Along with these challenges, researchers and social workers are also concerned about drug use and disease in hustler culture. Drugs permeate life on the streets, and hustlers are no exception. According to Robert McNamara, a researcher in New York City and author of the book The Times Square Hustler, "Virtually every hustler uses some sort of drug, and many are poly-drug users." In Chicago, every hustler I met had to some degree battled substance abuse. Johnny talked quite a bit about the heroin recovery program he was struggling in. Hard drugs like cocaine and heroin are widely used among hustlers.

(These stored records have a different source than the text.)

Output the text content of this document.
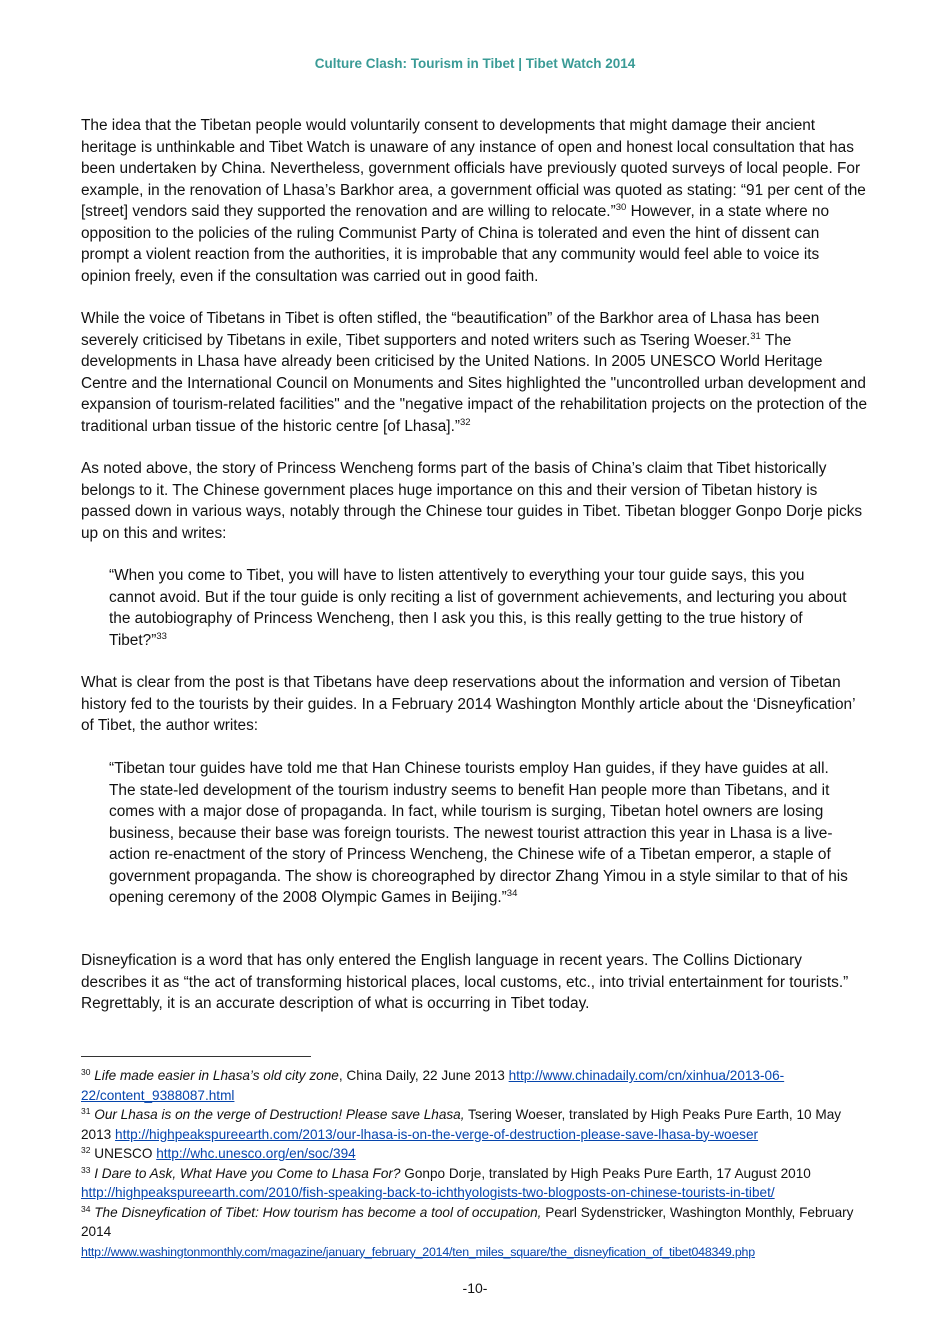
Culture Clash: Tourism in Tibet | Tibet Watch 2014

The idea that the Tibetan people would voluntarily consent to developments that might damage their ancient heritage is unthinkable and Tibet Watch is unaware of any instance of open and honest local consultation that has been undertaken by China. Nevertheless, government officials have previously quoted surveys of local people. For example, in the renovation of Lhasa’s Barkhor area, a government official was quoted as stating: “91 per cent of the [street] vendors said they supported the renovation and are willing to relocate.”$^{30}$ However, in a state where no opposition to the policies of the ruling Communist Party of China is tolerated and even the hint of dissent can prompt a violent reaction from the authorities, it is improbable that any community would feel able to voice its opinion freely, even if the consultation was carried out in good faith.

While the voice of Tibetans in Tibet is often stifled, the “beautification” of the Barkhor area of Lhasa has been severely criticised by Tibetans in exile, Tibet supporters and noted writers such as Tsering Woeser.$^{31}$ The developments in Lhasa have already been criticised by the United Nations. In 2005 UNESCO World Heritage Centre and the International Council on Monuments and Sites highlighted the "uncontrolled urban development and expansion of tourism-related facilities" and the "negative impact of the rehabilitation projects on the protection of the traditional urban tissue of the historic centre [of Lhasa].”$^{32}$

As noted above, the story of Princess Wencheng forms part of the basis of China’s claim that Tibet historically belongs to it. The Chinese government places huge importance on this and their version of Tibetan history is passed down in various ways, notably through the Chinese tour guides in Tibet. Tibetan blogger Gonpo Dorje picks up on this and writes:

“When you come to Tibet, you will have to listen attentively to everything your tour guide says, this you cannot avoid. But if the tour guide is only reciting a list of government achievements, and lecturing you about the autobiography of Princess Wencheng, then I ask you this, is this really getting to the true history of Tibet?”$^{33}$

What is clear from the post is that Tibetans have deep reservations about the information and version of Tibetan history fed to the tourists by their guides. In a February 2014 Washington Monthly article about the ‘Disneyfication’ of Tibet, the author writes:

“Tibetan tour guides have told me that Han Chinese tourists employ Han guides, if they have guides at all. The state-led development of the tourism industry seems to benefit Han people more than Tibetans, and it comes with a major dose of propaganda. In fact, while tourism is surging, Tibetan hotel owners are losing business, because their base was foreign tourists. The newest tourist attraction this year in Lhasa is a live-action re-enactment of the story of Princess Wencheng, the Chinese wife of a Tibetan emperor, a staple of government propaganda. The show is choreographed by director Zhang Yimou in a style similar to that of his opening ceremony of the 2008 Olympic Games in Beijing.”$^{34}$

Disneyfication is a word that has only entered the English language in recent years. The Collins Dictionary describes it as “the act of transforming historical places, local customs, etc., into trivial entertainment for tourists.” Regrettably, it is an accurate description of what is occurring in Tibet today.

$^{30}$ Life made easier in Lhasa’s old city zone, China Daily, 22 June 2013 http://www.chinadaily.com/cn/xinhua/2013-06-22/content_9388087.html

$^{31}$ Our Lhasa is on the verge of Destruction! Please save Lhasa, Tsering Woeser, translated by High Peaks Pure Earth, 10 May 2013 http://highpeakspureearth.com/2013/our-lhasa-is-on-the-verge-of-destruction-please-save-lhasa-by-woeser

$^{32}$ UNESCO http://whc.unesco.org/en/soc/394

$^{33}$ I Dare to Ask, What Have you Come to Lhasa For? Gonpo Dorje, translated by High Peaks Pure Earth, 17 August 2010 http://highpeakspureearth.com/2010/fish-speaking-back-to-ichthyologists-two-blogposts-on-chinese-tourists-in-tibet/

$^{34}$ The Disneyfication of Tibet: How tourism has become a tool of occupation, Pearl Sydenstricker, Washington Monthly, February 2014
http://www.washingtonmonthly.com/magazine/january_february_2014/ten_miles_square/the_disneyfication_of_tibet048349.php

-10-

In addition to the risks associated with drug use, hustlers are also at a high risk for exposure to sexually transmitted diseases, including HIV—and most are strikingly unconcerned. In another study, Cudore Snell found that only 47 percent of his sample thought they "stood a chance of getting AIDS," though in reality nearly all of them were at high risk. McNamara also documented the prevalence of misconceptions about stds among hustlers, such as the belief that they can visually identify an infected client by whether he looks "clean" or "sick."
Furthermore, McNamara investigated coping mechanisms, including the disturbing reality that some hustlers, after learning of their infection, simply become apathetic, conceal it, and continue to hustle. Brian, for example, had AIDS yet didn't seem to fully grasp its meaning. Despite national campaigns during the 1980s to increase understanding of HIV/AIDS and to encourage precautionary measures, many hustlers remain uneducated in these areas.
I spent countless hours with hustlers on their turf. Despite all my reading and research on hustling, most of what I learned could never be concisely summarized in a report. Perhaps one of the most important lessons for me was the fluidity of the streets: While definitions and categories are important for structuring services and forming strategies, labels like "hustler" and "non-hustler" sometimes become blurred in reality. And I learned through friendships with men involved in prostitution that there really wasn't much difference between us. Incidentally—regardless of sexual orientation—it seems we all have a sin-orientation. And most import-antly, I learned that in the complex world of male prostitution, there is still hope.
Emmaus Ministries of Chicago is a living expression of that hope.